The Boys Village’ was a holiday camp located on the South Wales Coast near the village of West Aberthaw. It was established in 1925 by the Ocean Area Recreation Union; the Welfare Organisation which represented the Ocean Colliery Company, to improve the working lives of the country colliers. It was a major part of the Boys Club movement in Wales, formed in the 1920’s, to provide social and educational opportunities to the younger members of the mining workforce. The camp offered them a place to be free, as well as being close to the nearby beach. At this time it was a luxury to leave the valleys and a seaside holiday was unheard of.
When, with Nationalisation, the Ocean Coal Company and its Welfare activities ceased to exist, it was taken over by the Divisional Committee of the Coal Industry Social Welfare Organisation (CISWO) and then later by ‘The Boys’ Clubs of Wales. Over the years, The Boys Village continued to provide sports camps and weekend trips to the seaside to members of the Boys Clubs, as well as holidays for deprived young people, holidays for the disabled and numerous courses for the unemployed. It also became a club for girls too.
Unfortunately, the miners’ strike of 1984-85 caused the donations supporting the camp to dry up and as the mining industry declined, so did the Boys Club movement It supported. The camps’ facilities became increasingly outdated and unappealing and without the money to put in to it anymore, the camp closed in 1991. After its closure, the camp was used for residential Bible courses by various Church groups for a few years, but it has since been abandoned.

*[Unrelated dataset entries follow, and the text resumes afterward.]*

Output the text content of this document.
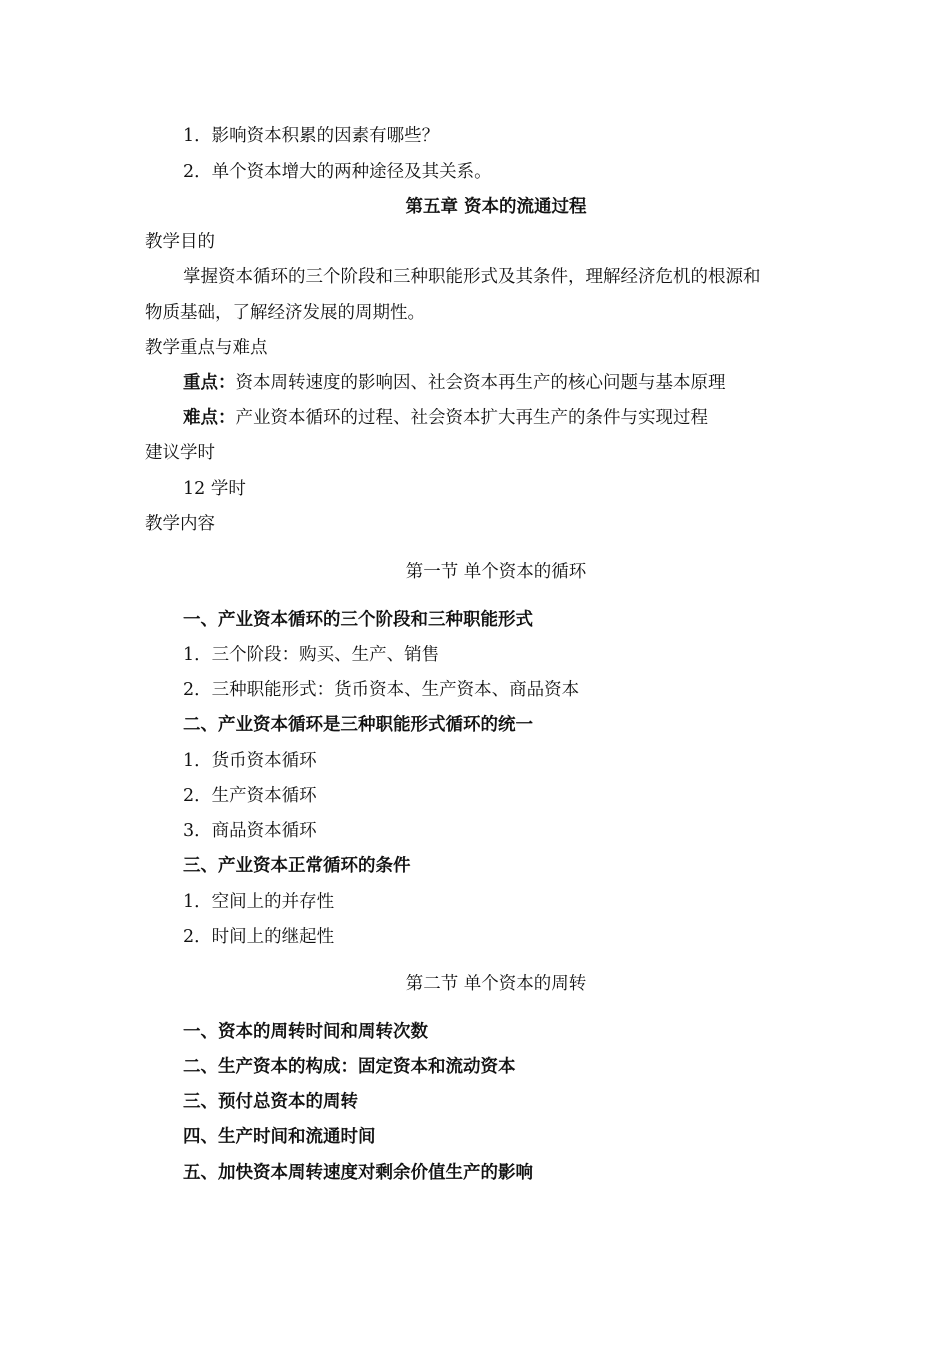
1．影响资本积累的因素有哪些？
2．单个资本增大的两种途径及其关系。
第五章 资本的流通过程
教学目的
掌握资本循环的三个阶段和三种职能形式及其条件，理解经济危机的根源和
物质基础，了解经济发展的周期性。
教学重点与难点
重点：资本周转速度的影响因、社会资本再生产的核心问题与基本原理
难点：产业资本循环的过程、社会资本扩大再生产的条件与实现过程
建议学时
12 学时
教学内容
第一节 单个资本的循环
一、产业资本循环的三个阶段和三种职能形式
1．三个阶段：购买、生产、销售
2．三种职能形式：货币资本、生产资本、商品资本
二、产业资本循环是三种职能形式循环的统一
1．货币资本循环
2．生产资本循环
3．商品资本循环
三、产业资本正常循环的条件
1．空间上的并存性
2．时间上的继起性
第二节 单个资本的周转
一、资本的周转时间和周转次数
二、生产资本的构成：固定资本和流动资本
三、预付总资本的周转
四、生产时间和流通时间
五、加快资本周转速度对剩余价值生产的影响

Now, many items have been removed. The Sir Maynard Jenour building was set alight and then demolished, the collapsed Swimming Pool roof has been dragged away for scrap. Copper pipes, roof tiles and even the Church windows have been fleeced. The Village has been exposed to weathering and destruction and for many years now, left to decay. Buildings are now, one by one, being demolished to make way for a housing development and soon the Boys Village will be nothing but memories and photographs.